Place the motion detector in front of the swinging ball so that it comes no closer than 50 cm.

Press (2) for START and wait for the detector to collect the data. After a few seconds you will be able to choose a graph to look at. Press (ENTER) for DISTANCE.

Observe the graph. Determine the average time for one complete oscillation (also called the period).

? What factors might affect the period of your clock? Test out your ideas and describe your results.

? Choose the pendulum you think would make the best clock. Explain your choice here.

Station 4: Vibrating Saw BE CAREFUL - THE SAW IS SHARP!

CBL2 Set-Up

Use the same steps as Station 1 EXCEPT use a 100 as the NUMBER OF SAMPLES.

You can use the motion of a spring to keep time fairly reliably and easily.

Clamp the saw to the table. Put a ball of play dough on the end of the saw. Pull the end of the saw straight down gently to get a steady bouncing.

Place the motion detector directly below the ball of dough at least 50 cm away.

Press (2) for START and wait for the detector to collect the data. After a few seconds you will be able to choose a graph to look at. Press (ENTER) for DISTANCE.

Observe the graph. Determine the average time for one complete oscillation (also called the period).

? What factors might affect the period of your clock? Test out your ideas and describe your results.

? Choose the arrangement you think would make the best clock. Explain your choice here.

Station 5: Tuning Forks

CBL2 Set-Up

Turn on the calculator. Press (APPS) and choose DATAMATE. The program will start and check for sensors. It should find a MICROPHONE in CH1.

Press (1) for Setup. Press the up arrow and press (ENTER) to select MODE.

Press (2) for time graph. We want to use a TIME INTERVAL of .0001 seconds with a NUMBER OF SAMPLES of 200. If this appears on the screen press (1) and skip the next step. If not press (2) and do the next step.

Enter .0001 and press (ENTER). Enter 200 and press (ENTER). Press (1) for OK.

Press (1) for OK and return to the main menu. You are now ready to collect data.

Sound vibrations are used quite often in clocks.

Strike the forked end of the tuning fork against the block of wood and hold it near the microphone.

Press (2) to START collecting data. After a few seconds a graph will appear.

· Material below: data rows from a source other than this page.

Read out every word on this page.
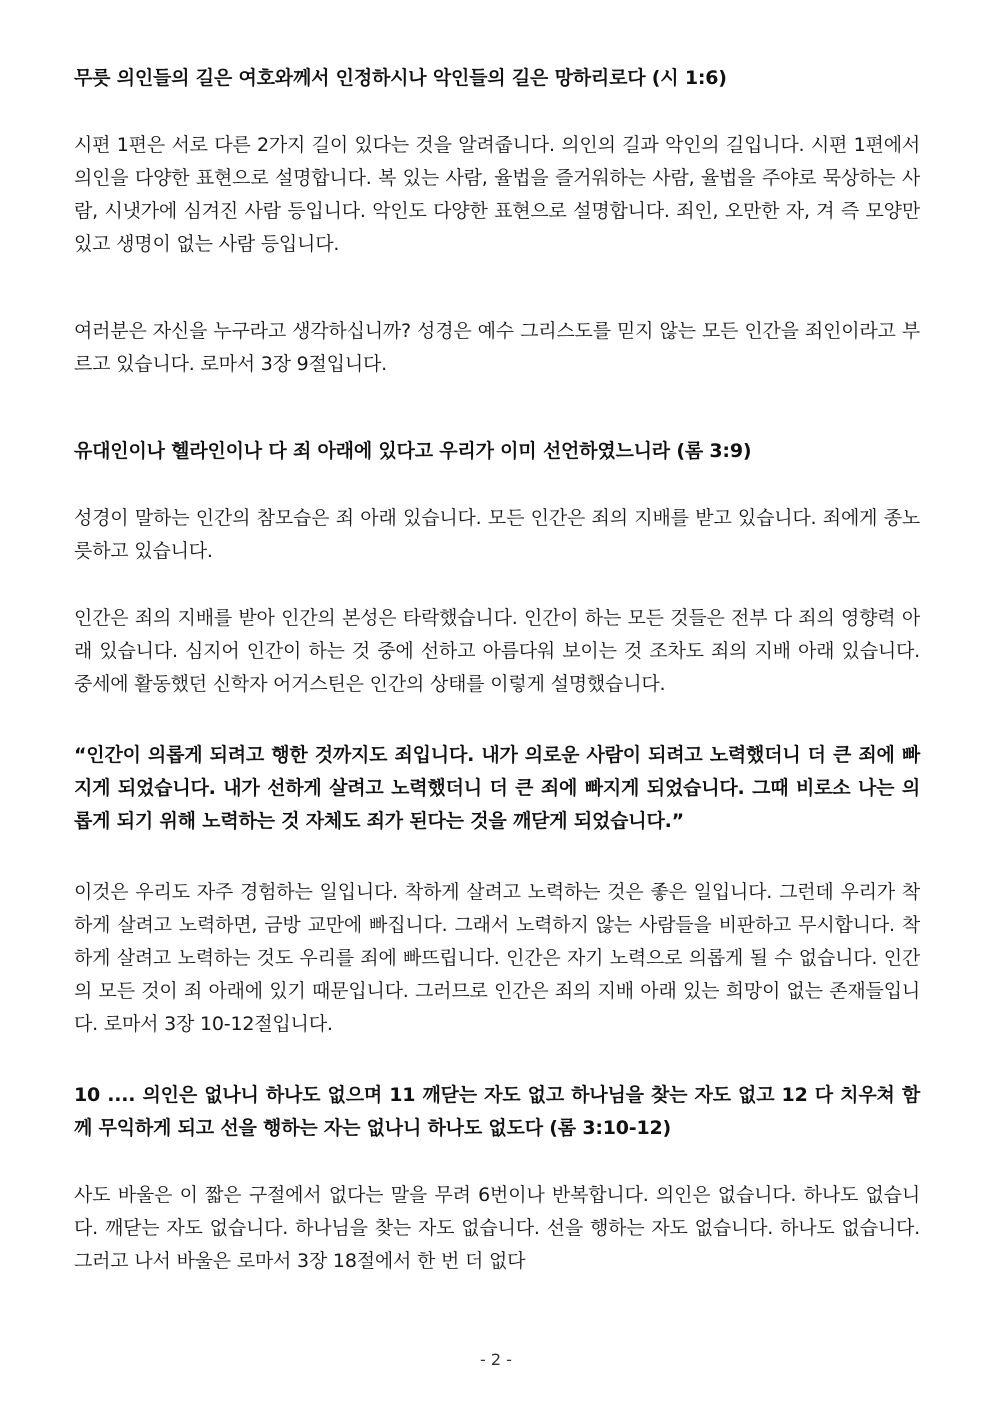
무릇 의인들의 길은 여호와께서 인정하시나 악인들의 길은 망하리로다 (시 1:6)

시편 1편은 서로 다른 2가지 길이 있다는 것을 알려줍니다. 의인의 길과 악인의 길입니다. 시편 1편에서 의인을 다양한 표현으로 설명합니다. 복 있는 사람, 율법을 즐거워하는 사람, 율법을 주야로 묵상하는 사람, 시냇가에 심겨진 사람 등입니다. 악인도 다양한 표현으로 설명합니다. 죄인, 오만한 자, 겨 즉 모양만 있고 생명이 없는 사람 등입니다.

여러분은 자신을 누구라고 생각하십니까? 성경은 예수 그리스도를 믿지 않는 모든 인간을 죄인이라고 부르고 있습니다. 로마서 3장 9절입니다.

유대인이나 헬라인이나 다 죄 아래에 있다고 우리가 이미 선언하였느니라 (롬 3:9)

성경이 말하는 인간의 참모습은 죄 아래 있습니다. 모든 인간은 죄의 지배를 받고 있습니다. 죄에게 종노릇하고 있습니다.

인간은 죄의 지배를 받아 인간의 본성은 타락했습니다. 인간이 하는 모든 것들은 전부 다 죄의 영향력 아래 있습니다. 심지어 인간이 하는 것 중에 선하고 아름다워 보이는 것 조차도 죄의 지배 아래 있습니다. 중세에 활동했던 신학자 어거스틴은 인간의 상태를 이렇게 설명했습니다.

“인간이 의롭게 되려고 행한 것까지도 죄입니다. 내가 의로운 사람이 되려고 노력했더니 더 큰 죄에 빠지게 되었습니다. 내가 선하게 살려고 노력했더니 더 큰 죄에 빠지게 되었습니다. 그때 비로소 나는 의롭게 되기 위해 노력하는 것 자체도 죄가 된다는 것을 깨닫게 되었습니다.”

이것은 우리도 자주 경험하는 일입니다. 착하게 살려고 노력하는 것은 좋은 일입니다. 그런데 우리가 착하게 살려고 노력하면, 금방 교만에 빠집니다. 그래서 노력하지 않는 사람들을 비판하고 무시합니다. 착하게 살려고 노력하는 것도 우리를 죄에 빠뜨립니다. 인간은 자기 노력으로 의롭게 될 수 없습니다. 인간의 모든 것이 죄 아래에 있기 때문입니다. 그러므로 인간은 죄의 지배 아래 있는 희망이 없는 존재들입니다. 로마서 3장 10-12절입니다.

10 .... 의인은 없나니 하나도 없으며 11 깨닫는 자도 없고 하나님을 찾는 자도 없고 12 다 치우쳐 함께 무익하게 되고 선을 행하는 자는 없나니 하나도 없도다 (롬 3:10-12)

사도 바울은 이 짧은 구절에서 없다는 말을 무려 6번이나 반복합니다. 의인은 없습니다. 하나도 없습니다. 깨닫는 자도 없습니다. 하나님을 찾는 자도 없습니다. 선을 행하는 자도 없습니다. 하나도 없습니다. 그러고 나서 바울은 로마서 3장 18절에서 한 번 더 없다

- 2 -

Observe the graph. Determine the average time for one complete oscillation (also called the period).

You may want to experiment with different tuning forks to see how this affects the period.

? How is the size of the tuning fork related to the period of the wave? Why do you think that is?

? What other factors might affect the period of your clock? Test out your ideas and describe your results below.

? Choose the tuning fork you think would make the best clock. Explain your choice here.

Station 6: Echo Tube

CBL2 Set-Up

Turn on the calculator. Press (APPS) and choose DATAMATE. The program will start and check for sensors. It should find a MICROPHONE in CH1.

This calculator is already set up for the TRIGGER function. That means when you press (2) to START the microphone will wait for a sound to start collecting data.

It is important that you are very quiet after you select START as other noises may activate the microphone.

The speed of sound can be a tool for measuring time. Here you will measure the time for a sound to traverse down a tube and back (echo).

Place the tube so the closed end is against a wall.

Place the microphone in the opening of the tube with the sensor facing down the tube.

Press (2) for START. When the calculator displays WAITING FOR TRIGGER, make a sharp sound using the wood block or clapping your hands.

After a few seconds the graph will display. Identify the initial sound and the echo. Use the arrow keys to trace the graph and determine the time it took the echo to return to the microscope.

? If the speed of sound is 330 m/s + (.6 * temp.), how accurate is your average measurement?

? What factors might affect your results?